ある子供がむき出しの床にひざまずき、両手を胸の前で合わせ、左上の方から闇を切り裂くように差し込む光の方へと視線を向けている --ジョシュア・レイノルズが、夜、シロの神殿で声を聞きながらも、誰が自分を呼んでいるのかまだ知らない少年サミュエルの召命を物語るのに、これ以上の描写は必要ない。 長い白いシャツ、赤みを帯びた巻き毛、紅潮した頬、そして半開きになった口--これらが、茶黒色の背景から浮き上がっている唯一の要素であり、 そして、まさにこの簡潔さこそが、子供らしい無防備さと、その小さな身体よりもはるかに大きな出来事との間を、この場面に張り巡らせているのです。 1768年からロイヤル・アカデミーの初代会長を務めていたレイノルズは、1777年にこのモチーフを何度も描いた。このバージョンは現在、モンペリエのファブル美術館に所蔵されている。それは、感傷を排した祈りの姿である。

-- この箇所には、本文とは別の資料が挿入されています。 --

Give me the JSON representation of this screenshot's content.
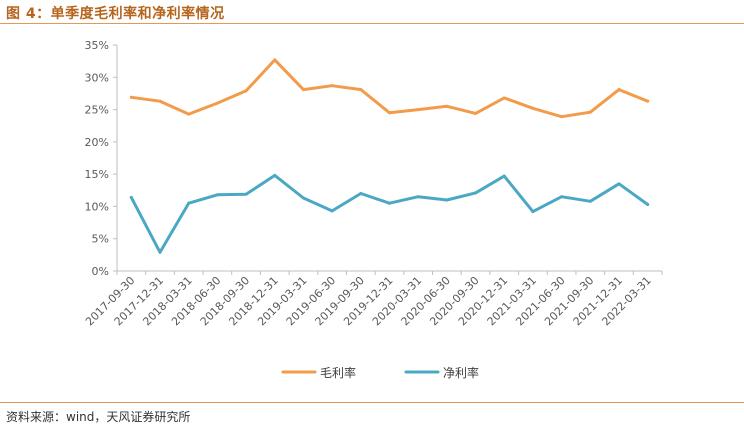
{
  "figure": {
    "title": "图 4：单季度毛利率和净利率情况",
    "source": "资料来源：wind，天风证券研究所"
  },
  "colors": {
    "gross": "#f29b4a",
    "net": "#4ba8c4",
    "accent": "#b5651d"
  },
  "chart_data": {
    "type": "line",
    "title": "",
    "xlabel": "",
    "ylabel": "",
    "ylim": [
      0,
      35
    ],
    "yticks": [
      "0%",
      "5%",
      "10%",
      "15%",
      "20%",
      "25%",
      "30%",
      "35%"
    ],
    "grid": false,
    "legend": "bottom-center",
    "categories": [
      "2017-09-30",
      "2017-12-31",
      "2018-03-31",
      "2018-06-30",
      "2018-09-30",
      "2018-12-31",
      "2019-03-31",
      "2019-06-30",
      "2019-09-30",
      "2019-12-31",
      "2020-03-31",
      "2020-06-30",
      "2020-09-30",
      "2020-12-31",
      "2021-03-31",
      "2021-06-30",
      "2021-09-30",
      "2021-12-31",
      "2022-03-31"
    ],
    "series": [
      {
        "name": "毛利率",
        "color": "#f29b4a",
        "values": [
          26.9,
          26.3,
          24.3,
          26.0,
          27.9,
          32.7,
          28.1,
          28.7,
          28.1,
          24.5,
          25.0,
          25.5,
          24.4,
          26.8,
          25.2,
          23.9,
          24.6,
          28.1,
          26.3
        ]
      },
      {
        "name": "净利率",
        "color": "#4ba8c4",
        "values": [
          11.4,
          2.9,
          10.5,
          11.8,
          11.9,
          14.8,
          11.3,
          9.3,
          12.0,
          10.5,
          11.5,
          11.0,
          12.1,
          14.7,
          9.2,
          11.5,
          10.8,
          13.5,
          10.3
        ]
      }
    ]
  }
}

20×25cmというサイズになると、それは小さな作品となり、白い壁に掛けられたその姿は、まるで家庭での祈りの一場面のようにも見える。 装飾フレーム「タラ」は、絵に対して幅広のプロフィールを持ち、面積的にはモチーフとほぼ同等の大きさとなっている。しかし、そのオフホワイトの色調がサミュエルのシャツと同じトーンであるため、ほとんど目立たない。 絵の下端では、シャツのリネン生地がビーズの縁に接しており、両者は同じ色調に収まっています。私はこの部分に、少年の顔よりも長く目を留めてしまいました。 真珠の縁取りは、内側では小さな半球の列となって絵の周囲を巡り、 外側では、極薄の金色の帯が横顔を縁取り、この二つが相まって、本物の木材に、絵画の暗さを損なうことなく、壁から浮き上がるのにちょうど十分な光をもたらしている。 2メートルの距離から眺めると、全体が白の中に浮かぶ光の島として映る。少年がそこに現れるのは、近くまで寄って初めてのことだ。大きくて派手な絵画を求めている人にはここは向かないが、それ以外のすべての人にとっては、足を運ぶ価値があるだろう。
これほど小さなサイズでありながら、暗闇を飲み込むのではなく、むしろ引き締めていることに驚かされる--それは、1777年に名声の絶頂にあったにもかかわらず、ここでは大げさな表現よりも静かな語り口を選んだ画家らしい。